More generally: I wouldn't rule out "numpy 2.0" entirely, but we need
to remember the immense costs that a rewrite-and-replace strategy will
incur. Writing a new library is very expensive, so that's one cost.
But that cost is nothing compared to the costs of getting that new
library to the same level of maturity that numpy has already reached.
And those costs, in turn, are absolutely dwarfed by the transition
costs of moving the whole ecosystem from one foundation to a
different, incompatible one. And probably even these costs are small
compared to the opportunity costs -- all the progress that *doesn't*
get made in the mean time because fragmented ecosystems suck and make
writing code hard, and the best hackers are busy porting code instead
of writing awesome new stuff. I'm sure dynd is great, but we have to
be realistic: the hard truth is that even if it's production-ready
today, that only brings us a fraction of a fraction of a percent
closer to making it a real replacement for numpy.

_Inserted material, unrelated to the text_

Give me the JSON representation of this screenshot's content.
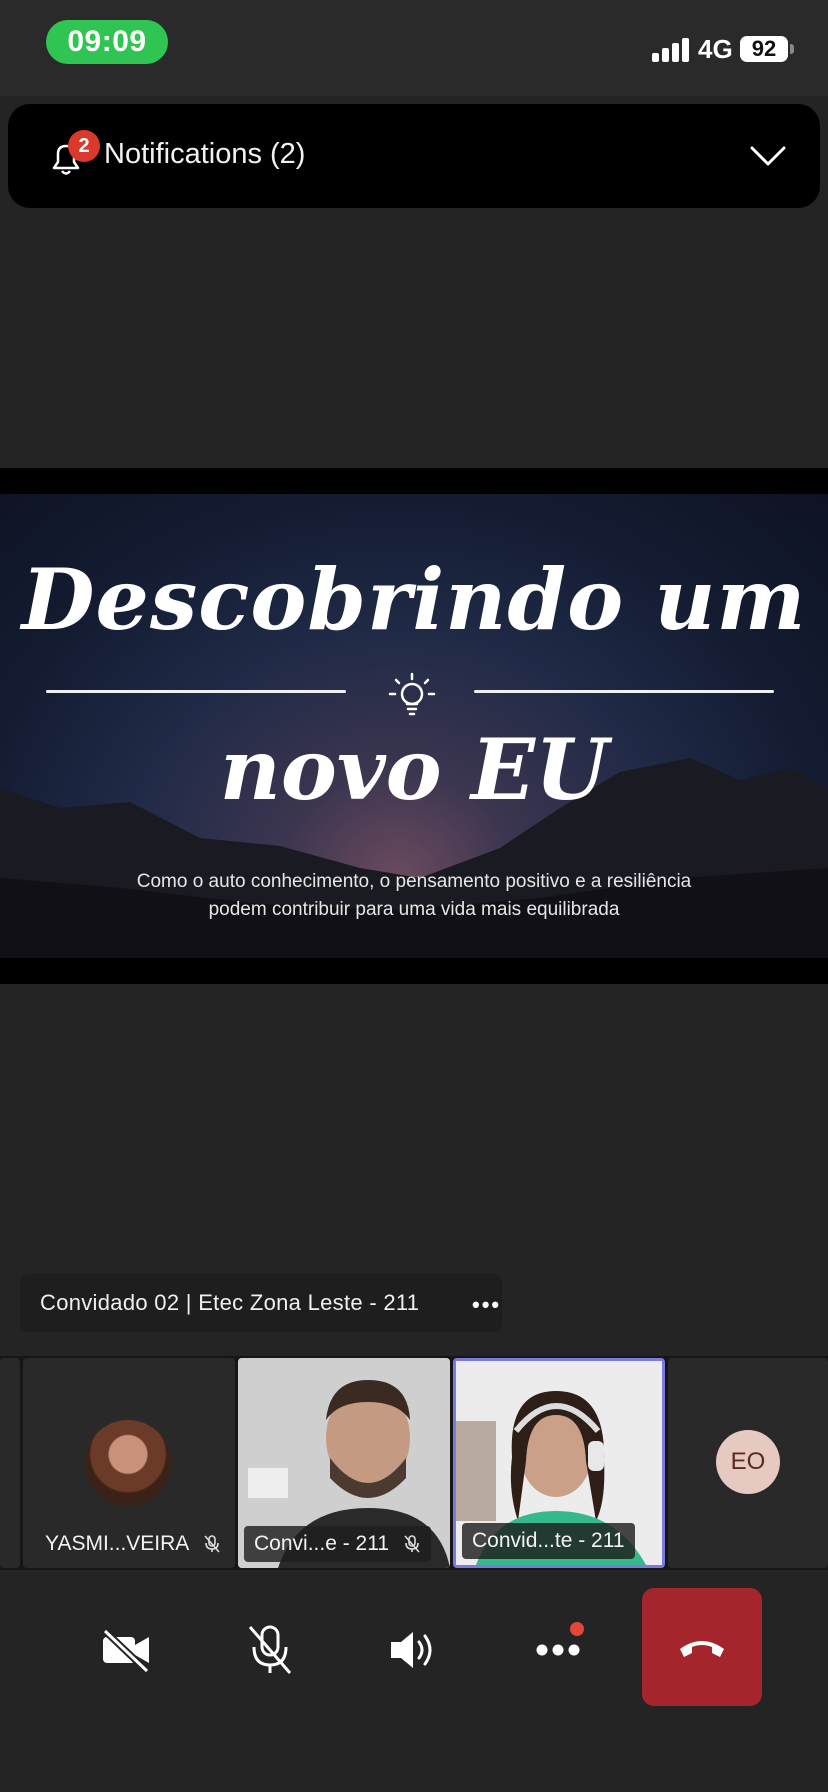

Consider the python 2 to python 3 transition: Python 3 itself was an
immense amount of work for a large number of people, with intense
community scrutiny of the design. It came out in 2008. 6 years and
many many improvements later, it's maybe sort-of starting to look like
a plurality of users might start transitioning soonish? It'll be years
yet before portable libraries can start taking advantage of python 3's
new awesomeness. And in the mean time, the progress of the whole
Python ecosystem has been seriously disrupted: think of how much
awesome stuff we'd have if all the time that's been spent porting and
testing different packages had been spent on moving them forward
instead. We also have experience closer to home -- did anyone enjoy
the numeric/numarray->numpy transition so much they want to do it
again? And numpy will be much harder to replace than numeric --
numeric wasn't the most-imported package in the pythonverse ;-). And
my biggest worry is that if anyone even tries to convince everyone to
make this kind of transition, then if they're successful at all then
they'll create a substantial period where the ecosystem is a big
incompatible mess (and they might still eventually fail, providing no
long-term benefit to make up for the immediate costs). This scenario
is a nightmare for end-users all around.

By comparison, if we improve numpy incrementally, then we can in most
cases preserve compatibility totally, and in the rare cases where it's
necessary to break something we can do it mindfully, minimally, and
with a managed transition. (Downstream packages are already used to
handling a few limited API changes at a time, it's not that hard to
support both APIs during the transition period, etc., so this way we
bring the ecosystem with us.) Every incremental improvement to numpy
immediately benefits its immense user base, and gets feedback and
testing from that immense user base. And if we incrementally improve
interoperability between numpy and other libraries like dynd, then
instead of creating fragmentation, it will let downstream packages use
both in a complementary way, switching back and forth depending on
which provides more utility on a case-by-case basis. If this means
that numpy eventually withers away because users vote with their feet,
then great, that'd be compelling evidence that whatever they were
migrating to really is better, which I trust a lot more than any
guesses we make on a mailing list. The gradual approach does require
that we be grown-ups and hold our noses while refactoring out legacy
spaghetti and writing unaesthetic compatibility hacks. But if you
compare this to the alternative... the benefits of incrementalism are,
IMO, overwhelming.

The only exception is when two specific criteria are met: (1) there
are changes that are absolutely necessary for the ecosystem's long
term health (e.g., py3's unicode-for-mere-mortals and true division),
AND (2) it's absolutely impossible to make these changes incrementally
(unicode and true division first entered Python in 2000 and 2001,
respectively, and immense effort went into finding the smoothest
transition, so it's pretty clear that as painful as py3 has been,
there isn't really anything better.).

What features could meet these two criteria in numpy's case? If I were
the numpy ecosystem and you tried to convince me to suffer through a
big-bang transition for the sake of PyObject_VAR_HEAD then I think I'd
be kinda unconvinced. And it only took me a few minutes to rattle off
a whole list of incremental changes that haven't even been tried yet.

-n

-- 
Nathaniel J. Smith
Postdoctoral researcher - Informatics - University of Edinburgh
http://vorpus.org